We were over the moon recently to see and read the news that the Wave Swell Energy (WSE) project on Tasmania’s King Island has been, pardon the pun, making waves. Bobbing just off the shore near the town of Grassy, the 200kW wave-powered turbine generator has completed a world-first – generating renewable energy from waves and dispatching to the electricity grid to power homes.
Known as UniWave200, it generates energy from waves based on a technology called oscillating water columns. The technology is based on the concept of a blowhole, where the generator captures waves in the chamber, forcing air upwards, which then spins a turbine to produce clean, renewable energy.
We’ve been part of the journey for some years, working with WSE since they enlisted our help to solve the challenge of a unidirectional turbine. We have been engaged with WSE from the fabrication of the unit, on-site assembly, and commissioning.
The unit has been successfully generating energy and supplying the grid for the past year. Not just generating and proving the concept – a fully functional generator connected to the grid and supplying homes with renewable energy. A world first for this type of technology.
The company cites a conversion rate of 48% – which means that from each wave, almost half its energy is captured and exported to the grid. “That rate is very encouraging … and is higher than other renewable energy technologies,” Wave Swell Energy CEO Paul Geason told the ABC.
Wave or ocean energy is being explored.
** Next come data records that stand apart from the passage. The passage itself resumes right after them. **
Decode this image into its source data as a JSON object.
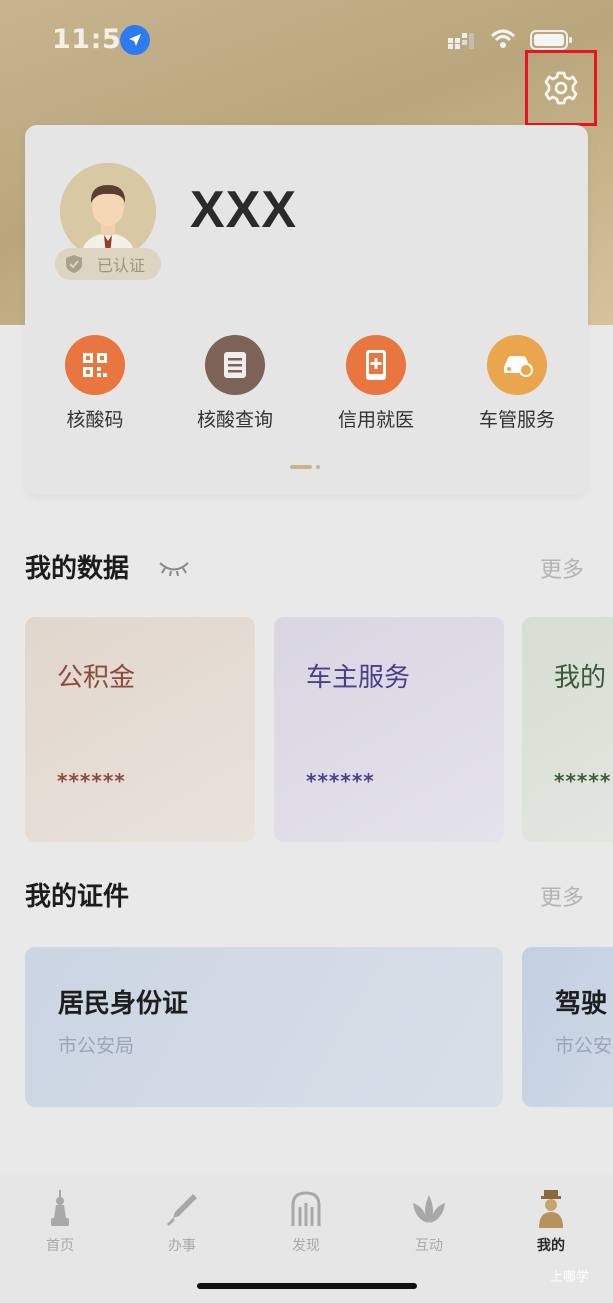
{
  "status_bar": {
    "time": "11:52"
  },
  "profile": {
    "name": "XXX",
    "verified_label": "已认证"
  },
  "quick_actions": [
    {
      "label": "核酸码",
      "icon": "qr-code-icon",
      "color": "#e8763e"
    },
    {
      "label": "核酸查询",
      "icon": "document-list-icon",
      "color": "#7d6257"
    },
    {
      "label": "信用就医",
      "icon": "medical-phone-icon",
      "color": "#e8763e"
    },
    {
      "label": "车管服务",
      "icon": "car-service-icon",
      "color": "#eba54c"
    }
  ],
  "my_data": {
    "title": "我的数据",
    "more": "更多",
    "cards": [
      {
        "title": "公积金",
        "value": "******",
        "color": "#8c4a3c"
      },
      {
        "title": "车主服务",
        "value": "******",
        "color": "#4a3f8a"
      },
      {
        "title": "我的",
        "value": "*****",
        "color": "#3a5a3a"
      }
    ]
  },
  "my_certs": {
    "title": "我的证件",
    "more": "更多",
    "cards": [
      {
        "title": "居民身份证",
        "subtitle": "市公安局"
      },
      {
        "title": "驾驶",
        "subtitle": "市公安"
      }
    ]
  },
  "tab_bar": {
    "items": [
      {
        "label": "首页",
        "icon": "home-tower-icon"
      },
      {
        "label": "办事",
        "icon": "pen-icon"
      },
      {
        "label": "发现",
        "icon": "arch-icon"
      },
      {
        "label": "互动",
        "icon": "lotus-icon"
      },
      {
        "label": "我的",
        "icon": "person-icon",
        "active": true
      }
    ]
  },
  "watermark": "上哪学",
  "colors": {
    "accent_gold": "#c9b587",
    "highlight_red": "#e8141f"
  }
}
The CSIRO launched a 4D interactive wave atlas that helps answer the question of where wave energy could be harvested. The map looks at ocean dynamics to help pick the best locations relative to available infrastructure and spatial constraints, such as ports and shipping routes, fisheries and aquaculture, and marine and coastal parks.
A CSIRO analysis shows that wave energy could contribute up to 11% of Australia’s energy (enough to power a city the size of Melbourne) by 2050, making it a strong contender in Australia’s renewable energy mix.
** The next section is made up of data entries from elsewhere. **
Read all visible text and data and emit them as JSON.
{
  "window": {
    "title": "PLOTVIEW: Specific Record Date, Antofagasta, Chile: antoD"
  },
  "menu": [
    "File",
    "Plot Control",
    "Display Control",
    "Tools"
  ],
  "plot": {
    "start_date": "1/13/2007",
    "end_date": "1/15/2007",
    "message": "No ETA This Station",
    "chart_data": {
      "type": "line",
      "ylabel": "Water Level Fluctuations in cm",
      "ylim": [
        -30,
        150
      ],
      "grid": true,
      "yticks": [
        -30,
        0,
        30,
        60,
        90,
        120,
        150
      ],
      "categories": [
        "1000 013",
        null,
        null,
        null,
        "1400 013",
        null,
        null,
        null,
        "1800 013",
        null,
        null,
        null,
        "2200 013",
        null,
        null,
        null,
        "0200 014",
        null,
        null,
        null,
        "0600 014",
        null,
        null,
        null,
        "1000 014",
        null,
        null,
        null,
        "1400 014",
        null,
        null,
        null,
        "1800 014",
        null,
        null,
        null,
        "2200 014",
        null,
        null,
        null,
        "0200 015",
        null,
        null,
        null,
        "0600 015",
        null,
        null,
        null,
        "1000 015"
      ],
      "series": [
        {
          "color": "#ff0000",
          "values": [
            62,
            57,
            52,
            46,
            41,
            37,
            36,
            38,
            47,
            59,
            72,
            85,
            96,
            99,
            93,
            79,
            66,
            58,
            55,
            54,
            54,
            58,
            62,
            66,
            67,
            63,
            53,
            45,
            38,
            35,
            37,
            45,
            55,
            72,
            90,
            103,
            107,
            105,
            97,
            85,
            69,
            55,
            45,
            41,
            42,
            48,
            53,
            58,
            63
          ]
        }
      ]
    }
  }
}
So, why not more examples of this technology and approach to Australia’s energy mix? We would say cost and complexity. The answer to both dilemmas is clever engineering. Cost and complexity are related. The complexity of the technology contributes to the cost of generation, while the cost of generation is the headline figure or price tag that can mean a project is dead in the water.
Scale is an important component of reducing cost. Analysis of the Wave Swell operation revealed the technology would reach an LCOE (levelised cost of energy) of AUD$0.05 per kWh at a scale of 2,500 MW of installed capacity. This puts it on par with wind and solar PV, currently the lowest-cost forms of generation, and it could do this with just 0.35% of the installed capacity of what was required by onshore wind and solar PV.
So, it’s efficient, takes up less room, and you can add that wave power is far less variable and more predictable than wind power. Again, why not more projects? Consider complexity. Any wave or tidal energy unit sits in harsh salt-water environments, with abrasion and corrosion bedevilling anything mechanical. Then the structure has to be strong enough to harvest wave energy without being buffeted to pieces by the very same.
Again, it comes back to engineering. The unique concept design of the UniWave200 came about only through rigorous research, development, and testing. Investment is undoubtedly critical, but without the diverse expertise and skills in relevant engineering disciplines and the fabrication know-how, these projects won’t happen.
Engineers are problem solvers by nature. Delivering clever engineering can be the catalyst for developing game-changing technology like WSE. Provided we invest in engineering skills as much as the technology itself.